Bi-directional sequencing of exon 5 of the MYD88 gene which includes detection of the common L265P mutation. Testing is approved for specimens from the state of New York.

Clinical Significance

MYD88 mutation is the most common genetic abnormality in the activated B-cell-like (ABC) subtype of diffuse large B-cell lymphoma (DLBCL), detected in 40% of cases. Mutations are rare in the germinal center B-cell-like (GCB) subtype, so mutation analysis can be useful to differentiate between the ABC and GCB subtypes. The L265P mutation is present in >90% of Waldenstrom's macroglobulinemia (WM) and has been associated with increased risk of progression to WM in IgM MGUS patients. MYD88 is also implicated in susceptibility to BTK inhibitors in the treatment of B-cell neoplasms.
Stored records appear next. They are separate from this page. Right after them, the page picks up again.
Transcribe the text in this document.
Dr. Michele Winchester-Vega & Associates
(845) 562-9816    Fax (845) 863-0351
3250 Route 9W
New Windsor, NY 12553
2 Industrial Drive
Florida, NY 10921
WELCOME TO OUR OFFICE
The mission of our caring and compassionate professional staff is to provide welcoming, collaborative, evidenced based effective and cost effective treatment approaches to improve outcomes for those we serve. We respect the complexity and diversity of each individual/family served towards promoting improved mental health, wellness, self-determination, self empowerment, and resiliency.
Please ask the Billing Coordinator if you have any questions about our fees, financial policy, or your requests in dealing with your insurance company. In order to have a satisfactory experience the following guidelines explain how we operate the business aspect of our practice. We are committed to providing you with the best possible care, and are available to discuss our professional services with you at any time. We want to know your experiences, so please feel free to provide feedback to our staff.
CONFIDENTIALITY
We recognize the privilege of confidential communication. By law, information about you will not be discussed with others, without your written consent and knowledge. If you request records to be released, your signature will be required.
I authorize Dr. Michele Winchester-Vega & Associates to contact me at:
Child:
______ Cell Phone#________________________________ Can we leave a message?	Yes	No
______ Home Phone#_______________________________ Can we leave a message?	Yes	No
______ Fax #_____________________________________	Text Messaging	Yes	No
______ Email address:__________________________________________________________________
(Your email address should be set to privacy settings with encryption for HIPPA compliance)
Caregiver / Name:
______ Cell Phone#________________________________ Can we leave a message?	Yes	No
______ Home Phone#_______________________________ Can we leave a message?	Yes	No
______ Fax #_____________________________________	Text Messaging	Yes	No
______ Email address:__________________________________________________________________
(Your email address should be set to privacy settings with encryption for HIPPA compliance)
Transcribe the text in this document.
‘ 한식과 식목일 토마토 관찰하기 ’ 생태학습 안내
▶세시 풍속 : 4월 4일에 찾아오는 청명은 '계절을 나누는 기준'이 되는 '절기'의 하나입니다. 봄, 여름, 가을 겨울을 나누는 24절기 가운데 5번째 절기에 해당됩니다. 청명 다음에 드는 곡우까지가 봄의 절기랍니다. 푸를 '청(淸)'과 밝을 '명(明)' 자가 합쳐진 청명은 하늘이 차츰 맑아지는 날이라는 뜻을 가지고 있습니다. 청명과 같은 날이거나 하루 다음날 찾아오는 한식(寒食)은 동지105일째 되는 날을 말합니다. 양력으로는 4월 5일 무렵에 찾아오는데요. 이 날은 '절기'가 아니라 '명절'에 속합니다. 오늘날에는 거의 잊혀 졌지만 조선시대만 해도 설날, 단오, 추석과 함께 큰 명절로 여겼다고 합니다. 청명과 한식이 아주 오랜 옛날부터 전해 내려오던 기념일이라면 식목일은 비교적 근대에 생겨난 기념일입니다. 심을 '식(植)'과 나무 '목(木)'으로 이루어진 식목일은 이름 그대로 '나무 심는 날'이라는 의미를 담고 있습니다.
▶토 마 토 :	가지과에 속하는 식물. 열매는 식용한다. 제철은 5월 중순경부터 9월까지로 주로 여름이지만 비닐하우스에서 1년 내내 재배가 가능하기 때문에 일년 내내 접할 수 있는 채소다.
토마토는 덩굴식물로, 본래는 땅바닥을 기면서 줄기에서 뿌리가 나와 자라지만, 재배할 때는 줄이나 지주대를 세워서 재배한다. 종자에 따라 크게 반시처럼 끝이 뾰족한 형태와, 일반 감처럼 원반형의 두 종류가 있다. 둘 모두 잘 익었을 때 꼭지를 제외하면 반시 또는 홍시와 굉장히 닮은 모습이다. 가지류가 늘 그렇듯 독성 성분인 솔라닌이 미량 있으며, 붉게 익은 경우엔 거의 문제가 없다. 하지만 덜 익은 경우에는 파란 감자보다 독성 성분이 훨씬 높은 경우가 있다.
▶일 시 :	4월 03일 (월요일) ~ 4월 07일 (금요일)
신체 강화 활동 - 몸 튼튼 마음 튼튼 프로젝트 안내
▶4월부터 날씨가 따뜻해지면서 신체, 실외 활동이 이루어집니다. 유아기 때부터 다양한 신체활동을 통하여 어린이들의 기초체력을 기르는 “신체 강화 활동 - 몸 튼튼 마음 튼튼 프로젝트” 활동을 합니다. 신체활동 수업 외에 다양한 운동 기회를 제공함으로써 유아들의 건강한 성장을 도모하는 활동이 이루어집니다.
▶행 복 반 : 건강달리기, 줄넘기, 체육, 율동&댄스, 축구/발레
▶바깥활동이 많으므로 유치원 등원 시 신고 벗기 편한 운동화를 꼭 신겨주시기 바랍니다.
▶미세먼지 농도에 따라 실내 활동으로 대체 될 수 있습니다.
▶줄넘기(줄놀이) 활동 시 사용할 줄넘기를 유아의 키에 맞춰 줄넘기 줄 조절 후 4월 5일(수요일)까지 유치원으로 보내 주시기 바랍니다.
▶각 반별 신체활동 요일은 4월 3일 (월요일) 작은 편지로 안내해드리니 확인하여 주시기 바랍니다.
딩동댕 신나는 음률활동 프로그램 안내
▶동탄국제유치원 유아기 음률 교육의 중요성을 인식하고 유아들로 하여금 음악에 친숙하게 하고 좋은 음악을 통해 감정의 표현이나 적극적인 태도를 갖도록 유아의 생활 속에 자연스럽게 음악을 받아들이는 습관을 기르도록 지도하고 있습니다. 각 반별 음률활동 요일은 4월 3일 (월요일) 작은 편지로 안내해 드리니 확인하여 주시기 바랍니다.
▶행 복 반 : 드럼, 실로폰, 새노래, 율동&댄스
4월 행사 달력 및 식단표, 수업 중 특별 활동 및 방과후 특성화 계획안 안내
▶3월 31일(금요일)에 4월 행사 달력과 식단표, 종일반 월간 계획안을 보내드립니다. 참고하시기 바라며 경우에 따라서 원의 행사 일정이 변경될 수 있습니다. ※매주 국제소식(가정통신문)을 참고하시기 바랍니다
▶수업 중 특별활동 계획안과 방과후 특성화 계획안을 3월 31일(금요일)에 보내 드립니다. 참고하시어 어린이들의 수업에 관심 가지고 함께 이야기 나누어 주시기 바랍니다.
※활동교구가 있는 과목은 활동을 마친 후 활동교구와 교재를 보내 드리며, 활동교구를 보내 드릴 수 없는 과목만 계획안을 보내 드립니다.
Testing is available separately or in combination with three other contributory genes in the BTK Inhibitor Primary Susceptibility Panel.

Specimen Requirements
  • Peripheral blood: 5 mL in EDTA tube.
  • Bone marrow: 2 mL in EDTA tube.
  • FFPE tissue: Paraffin block is preferred. Alternatively, send 1 H&E slide plus 5-10 unstained slides cut at 5 or more microns. Please use positively-charged slides and 10% NBF fixative. Do not use zinc fixatives.
  • Fresh tissue: 0.5 - 1 cm3 in RPMI
Storage and Transportation

Use cold pack for transport, making sure cold pack is not in direct contact with specimen.

CPT Code(s)*
81305 (effective July 2019) | Prior CPT Code was 81479 (before July 2019)
Turnaround Time

7 days

Level of Service
Global

*The CPT codes provided with our test descriptions are based on AMA guidelines and are for informational purposes only. Correct CPT coding is the sole responsibility of the billing party. Please direct any questions regarding coding to the payor being billed.